Абхидхамма - это не о реальности абсолютных дхамм, а о нереальности относительных))вот в чем дело.
То, что вы прислали в ссылке - это как раз описание бессущностных изменчивых дхамм, которые можно цитируя, описать как:
"Весь мир - лишь череда пустых и обусловленных явлений".
О каком еще мире вы спорите - мне вообще непонятно. Это же разговор ни о чем, философствование по примеру "мир конечен или бесконечен".
Будда на такие вопросы не отвечал, потому что в их основе ложная предпосылки о наличии отдельного от потока дхамм "реального мира", которого нет в Его Учении. Вопрос подобный тому: "А вы хотите исчезнуть?" В его основе - понятие о Я, которое может исчезнуть.

----------

Styeba (16.08.2013), Tong Po (16.08.2013)

----------


## Жека

> В этой сутте Будда говорит о том, что изменчивые формы и т.д. - реально существуют. А вот чего реально не существует - так это _неизменчивых_ форм
> Так вроде ж пришли к консенсусу, что, например, дядя Вася и Будда - это два разных потока. И поток Будды вне дяди Васи, а поток дяди Васи вне Будды.
> А зачем говорить очевидное? Будда от вас не зависит, например. И он покинул независимо от вас сансару-то, меж прочим
> 
> Всё что вы цитируете, имеет отношение исключительно к личностному субъективному миру одного-единственного существа. А не всего мира вообще.
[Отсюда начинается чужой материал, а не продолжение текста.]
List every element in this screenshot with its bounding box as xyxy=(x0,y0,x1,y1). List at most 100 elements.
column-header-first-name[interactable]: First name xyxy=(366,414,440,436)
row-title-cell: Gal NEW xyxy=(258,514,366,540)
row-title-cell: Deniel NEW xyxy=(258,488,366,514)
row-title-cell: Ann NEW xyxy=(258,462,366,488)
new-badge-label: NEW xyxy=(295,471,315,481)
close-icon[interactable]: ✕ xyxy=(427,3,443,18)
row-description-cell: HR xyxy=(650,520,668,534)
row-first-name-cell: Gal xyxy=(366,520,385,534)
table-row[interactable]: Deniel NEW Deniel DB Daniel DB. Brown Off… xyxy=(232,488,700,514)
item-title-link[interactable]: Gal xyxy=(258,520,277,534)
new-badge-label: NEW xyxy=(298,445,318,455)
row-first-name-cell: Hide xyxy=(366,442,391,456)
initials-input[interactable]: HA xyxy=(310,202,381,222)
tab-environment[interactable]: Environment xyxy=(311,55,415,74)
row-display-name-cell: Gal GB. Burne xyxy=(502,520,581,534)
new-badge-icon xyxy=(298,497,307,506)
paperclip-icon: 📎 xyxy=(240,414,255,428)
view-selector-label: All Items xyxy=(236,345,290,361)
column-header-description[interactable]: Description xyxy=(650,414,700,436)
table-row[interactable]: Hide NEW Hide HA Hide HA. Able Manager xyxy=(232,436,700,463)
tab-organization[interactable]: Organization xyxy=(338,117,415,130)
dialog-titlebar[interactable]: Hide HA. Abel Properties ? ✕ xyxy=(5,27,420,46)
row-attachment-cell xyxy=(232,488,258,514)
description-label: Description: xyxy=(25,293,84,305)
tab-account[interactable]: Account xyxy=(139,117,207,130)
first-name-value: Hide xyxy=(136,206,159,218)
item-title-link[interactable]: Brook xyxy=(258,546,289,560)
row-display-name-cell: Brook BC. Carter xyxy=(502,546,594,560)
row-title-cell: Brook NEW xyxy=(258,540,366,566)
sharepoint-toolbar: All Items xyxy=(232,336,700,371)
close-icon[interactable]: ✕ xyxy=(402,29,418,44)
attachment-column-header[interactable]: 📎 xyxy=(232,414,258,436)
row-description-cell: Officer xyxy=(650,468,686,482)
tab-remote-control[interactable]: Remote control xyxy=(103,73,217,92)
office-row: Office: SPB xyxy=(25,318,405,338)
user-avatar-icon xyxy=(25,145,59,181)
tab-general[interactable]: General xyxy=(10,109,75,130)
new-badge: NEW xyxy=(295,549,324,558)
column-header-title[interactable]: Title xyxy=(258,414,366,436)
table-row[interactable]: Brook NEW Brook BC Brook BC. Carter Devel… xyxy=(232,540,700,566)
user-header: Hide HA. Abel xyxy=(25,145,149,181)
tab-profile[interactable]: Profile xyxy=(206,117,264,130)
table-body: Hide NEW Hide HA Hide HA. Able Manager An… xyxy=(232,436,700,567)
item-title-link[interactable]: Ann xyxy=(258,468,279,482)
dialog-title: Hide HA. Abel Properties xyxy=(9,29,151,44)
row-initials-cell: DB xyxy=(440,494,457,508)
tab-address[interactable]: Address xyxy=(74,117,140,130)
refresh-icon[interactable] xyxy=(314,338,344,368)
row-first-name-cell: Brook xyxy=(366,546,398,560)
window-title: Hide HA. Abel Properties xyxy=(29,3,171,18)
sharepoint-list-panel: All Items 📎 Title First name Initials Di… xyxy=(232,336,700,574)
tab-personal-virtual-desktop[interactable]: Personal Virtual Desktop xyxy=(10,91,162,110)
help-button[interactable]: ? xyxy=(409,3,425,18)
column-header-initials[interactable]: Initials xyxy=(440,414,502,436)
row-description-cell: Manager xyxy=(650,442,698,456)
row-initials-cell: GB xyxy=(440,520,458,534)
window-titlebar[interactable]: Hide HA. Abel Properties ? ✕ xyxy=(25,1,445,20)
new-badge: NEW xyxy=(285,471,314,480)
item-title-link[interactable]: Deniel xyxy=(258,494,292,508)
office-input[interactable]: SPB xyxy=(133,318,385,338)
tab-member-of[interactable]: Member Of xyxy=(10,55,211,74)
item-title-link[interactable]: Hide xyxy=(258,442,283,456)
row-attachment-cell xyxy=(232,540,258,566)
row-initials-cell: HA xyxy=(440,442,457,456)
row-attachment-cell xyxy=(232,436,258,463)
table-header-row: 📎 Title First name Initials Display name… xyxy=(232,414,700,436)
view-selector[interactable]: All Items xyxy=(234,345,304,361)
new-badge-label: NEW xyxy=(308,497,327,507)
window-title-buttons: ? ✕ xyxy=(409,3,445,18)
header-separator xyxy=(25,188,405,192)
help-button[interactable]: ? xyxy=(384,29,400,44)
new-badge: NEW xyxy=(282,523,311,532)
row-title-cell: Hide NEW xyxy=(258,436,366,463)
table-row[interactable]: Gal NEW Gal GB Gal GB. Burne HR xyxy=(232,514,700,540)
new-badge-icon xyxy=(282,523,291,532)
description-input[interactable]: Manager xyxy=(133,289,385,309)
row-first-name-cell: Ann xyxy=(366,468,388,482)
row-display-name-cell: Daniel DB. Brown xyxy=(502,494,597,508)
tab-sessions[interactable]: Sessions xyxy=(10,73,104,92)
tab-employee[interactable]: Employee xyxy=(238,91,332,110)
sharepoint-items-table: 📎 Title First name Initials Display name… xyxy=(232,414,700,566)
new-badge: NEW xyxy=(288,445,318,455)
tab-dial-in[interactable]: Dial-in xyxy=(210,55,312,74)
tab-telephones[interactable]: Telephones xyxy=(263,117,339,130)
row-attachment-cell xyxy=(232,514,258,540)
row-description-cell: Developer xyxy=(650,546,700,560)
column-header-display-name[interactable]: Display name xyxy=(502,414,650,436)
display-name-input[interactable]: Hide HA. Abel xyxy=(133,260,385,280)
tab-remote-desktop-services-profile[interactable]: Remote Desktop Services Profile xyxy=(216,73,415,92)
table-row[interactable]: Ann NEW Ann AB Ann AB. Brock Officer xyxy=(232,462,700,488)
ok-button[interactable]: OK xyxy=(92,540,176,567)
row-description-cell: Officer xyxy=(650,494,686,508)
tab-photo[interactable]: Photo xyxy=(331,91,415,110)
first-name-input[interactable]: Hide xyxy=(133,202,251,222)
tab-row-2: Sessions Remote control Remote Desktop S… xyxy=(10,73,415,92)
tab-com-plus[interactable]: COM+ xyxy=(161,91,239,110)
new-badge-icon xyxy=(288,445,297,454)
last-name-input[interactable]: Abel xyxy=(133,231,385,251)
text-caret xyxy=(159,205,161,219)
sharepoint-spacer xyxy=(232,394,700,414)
1. А что такое "мир вообще"?
2. Если бы Будда считал нужным заявить о существовании реального независимого от намы рупы мира, он бы заявил. Вы сейчас придумываете то, чего нет в словах Будды. Зачем?
3. То, что мой поток никак не связан с вашим и остальными другими - кто это отрицает? 
4. В сутте Будда (третий раз повторяю) говорит о том, что он следует общепринятым нормам общения и говорит с точки зрения относительной истины, "человек", "существо", я" и так далее. В сутте нет слова "реальный". 
5. Я просила прокомментировать многочисленные приведенные мной цитаты из Канона, а не бхикку Бодхи. Цитаты от Будды.

----------

Styeba (16.08.2013), Tong Po (16.08.2013)

----------


## Сергей Ч

> А мы и не говорим о реальности. Я в очередной раз обращаю ваше внимание, что реальность и нереальность- две отринутый Буддой крайности. Вы и Зом почему- то спорите с Буддой.
> Я так и не увидела ни одной цитаты, где Будда говорил бы о том, что существует независимый от существа самостоятельный мир. 
> Зато я вот что знаю от самого Татхагаты: 
> *"В шести зачался мир, с шестью связан мир, в шести мучится мир"*.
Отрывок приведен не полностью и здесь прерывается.